The aggressive, sleazy sales playbook of Trump University holds no surprises for those of us who are familiar with sales training.
It's a perfect example of the hard-sell techniques that I've railed against ever since I began writing about sales and marketing.
There is a type of salesperson who thinks of selling as a process of manipulating people into buying.
In my experience, companies and individuals who espouse the ABC concept of selling eventually and always crash and burn.
The reason: they "successfully" sell to people who don't need their product.
The result is predictable: unhappy customers who badmouth the company and may file lawsuits.
Trump University is now a public relations disaster as a direct result of its hard-sell tactics.
Hard sell tactics are stupid, wasteful and ultimately destructive.
For example, Tesla is poised to utterly disrupt the automobile business partly because consumers hate buying cars from hard-selling car dealers.
Hard sell tactics--of mortgages to people who couldn't afford them--were the root of the financial crisis of 2007.

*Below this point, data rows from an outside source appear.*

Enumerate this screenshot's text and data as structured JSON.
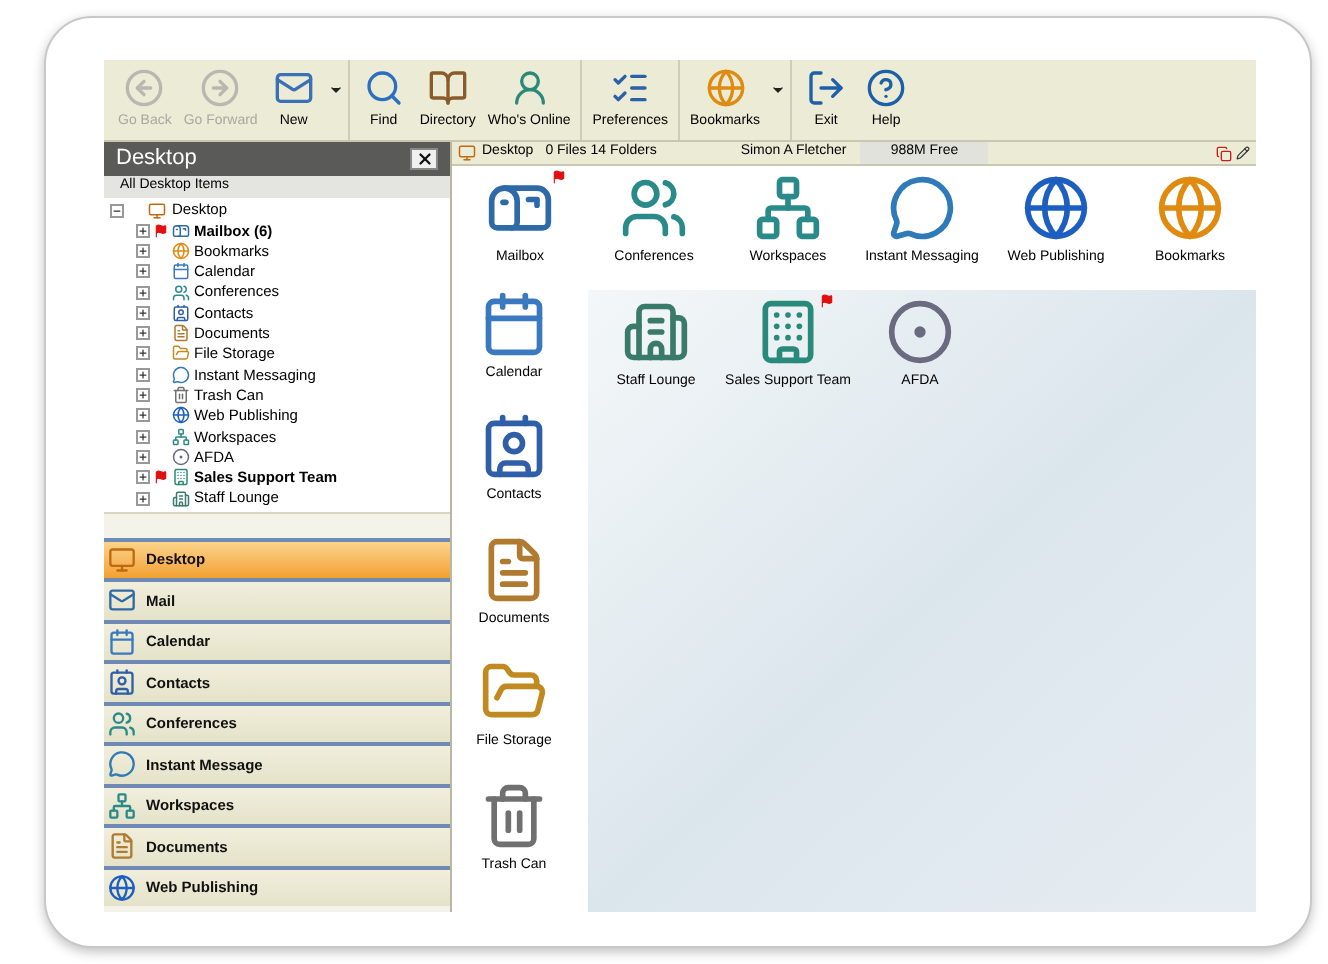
{
  "toolbar": {
    "groups": [
      [
        {
          "label": "Go Back",
          "kind": "back",
          "disabled": true,
          "dropdown": false
        },
        {
          "label": "Go Forward",
          "kind": "forward",
          "disabled": true,
          "dropdown": false
        },
        {
          "label": "New",
          "kind": "new",
          "disabled": false,
          "dropdown": true
        }
      ],
      [
        {
          "label": "Find",
          "kind": "find",
          "disabled": false,
          "dropdown": false
        },
        {
          "label": "Directory",
          "kind": "directory",
          "disabled": false,
          "dropdown": false
        },
        {
          "label": "Who's Online",
          "kind": "online",
          "disabled": false,
          "dropdown": false
        }
      ],
      [
        {
          "label": "Preferences",
          "kind": "preferences",
          "disabled": false,
          "dropdown": false
        }
      ],
      [
        {
          "label": "Bookmarks",
          "kind": "bookmarks",
          "disabled": false,
          "dropdown": true
        }
      ],
      [
        {
          "label": "Exit",
          "kind": "exit",
          "disabled": false,
          "dropdown": false
        },
        {
          "label": "Help",
          "kind": "help",
          "disabled": false,
          "dropdown": false
        }
      ]
    ]
  },
  "sidebar": {
    "title": "Desktop",
    "subtitle": "All Desktop Items",
    "tree": {
      "label": "Desktop",
      "kind": "desktop",
      "expanded": true,
      "children": [
        {
          "label": "Mailbox (6)",
          "kind": "mailbox",
          "bold": true,
          "flagged": true
        },
        {
          "label": "Bookmarks",
          "kind": "bookmarks",
          "bold": false,
          "flagged": false
        },
        {
          "label": "Calendar",
          "kind": "calendar",
          "bold": false,
          "flagged": false
        },
        {
          "label": "Conferences",
          "kind": "conferences",
          "bold": false,
          "flagged": false
        },
        {
          "label": "Contacts",
          "kind": "contacts",
          "bold": false,
          "flagged": false
        },
        {
          "label": "Documents",
          "kind": "documents",
          "bold": false,
          "flagged": false
        },
        {
          "label": "File Storage",
          "kind": "files",
          "bold": false,
          "flagged": false
        },
        {
          "label": "Instant Messaging",
          "kind": "messaging",
          "bold": false,
          "flagged": false
        },
        {
          "label": "Trash Can",
          "kind": "trash",
          "bold": false,
          "flagged": false
        },
        {
          "label": "Web Publishing",
          "kind": "web",
          "bold": false,
          "flagged": false
        },
        {
          "label": "Workspaces",
          "kind": "workspaces",
          "bold": false,
          "flagged": false
        },
        {
          "label": "AFDA",
          "kind": "afda",
          "bold": false,
          "flagged": false
        },
        {
          "label": "Sales Support Team",
          "kind": "team",
          "bold": true,
          "flagged": true
        },
        {
          "label": "Staff Lounge",
          "kind": "lounge",
          "bold": false,
          "flagged": false
        }
      ]
    },
    "nav": [
      {
        "label": "Desktop",
        "kind": "desktop",
        "selected": true
      },
      {
        "label": "Mail",
        "kind": "mail",
        "selected": false
      },
      {
        "label": "Calendar",
        "kind": "calendar",
        "selected": false
      },
      {
        "label": "Contacts",
        "kind": "contacts",
        "selected": false
      },
      {
        "label": "Conferences",
        "kind": "conferences",
        "selected": false
      },
      {
        "label": "Instant Message",
        "kind": "messaging",
        "selected": false
      },
      {
        "label": "Workspaces",
        "kind": "workspaces",
        "selected": false
      },
      {
        "label": "Documents",
        "kind": "documents",
        "selected": false
      },
      {
        "label": "Web Publishing",
        "kind": "web",
        "selected": false
      }
    ]
  },
  "status_bar": {
    "location": "Desktop",
    "counts": "0 Files 14 Folders",
    "user": "Simon A Fletcher",
    "free_space": "988M Free"
  },
  "top_icons": [
    {
      "label": "Mailbox",
      "kind": "mailbox",
      "flagged": true
    },
    {
      "label": "Conferences",
      "kind": "conferences",
      "flagged": false
    },
    {
      "label": "Workspaces",
      "kind": "workspaces",
      "flagged": false
    },
    {
      "label": "Instant Messaging",
      "kind": "messaging",
      "flagged": false
    },
    {
      "label": "Web Publishing",
      "kind": "web",
      "flagged": false
    },
    {
      "label": "Bookmarks",
      "kind": "bookmarks",
      "flagged": false
    }
  ],
  "side_icons": [
    {
      "label": "Calendar",
      "kind": "calendar"
    },
    {
      "label": "Contacts",
      "kind": "contacts"
    },
    {
      "label": "Documents",
      "kind": "documents"
    },
    {
      "label": "File Storage",
      "kind": "files"
    },
    {
      "label": "Trash Can",
      "kind": "trash"
    }
  ],
  "content_icons": [
    {
      "label": "Staff Lounge",
      "kind": "lounge",
      "flagged": false
    },
    {
      "label": "Sales Support Team",
      "kind": "team",
      "flagged": true
    },
    {
      "label": "AFDA",
      "kind": "afda",
      "flagged": false
    }
  ]
}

And the economy is still suffering.
Many people think that all salespeople use hard sell tactics and are therefore jerks. But all salespeople aren't like that. Not by a long run.
Many salespeople view selling as the process of helping other people. What's important to that kind of salesperson is creating mutual success.
Over my career, I've had the opportunity to work with hundreds of salespeople who truly do care about their customers.
Many of these salespeople have superlative sales skills and could easily manipulate people into buying things they don't want.
But great salespeople don't ruin their reputations (or that of their companies) by making it all about the close.
Because they know--just as you and I know--that it's the wrong thing to do.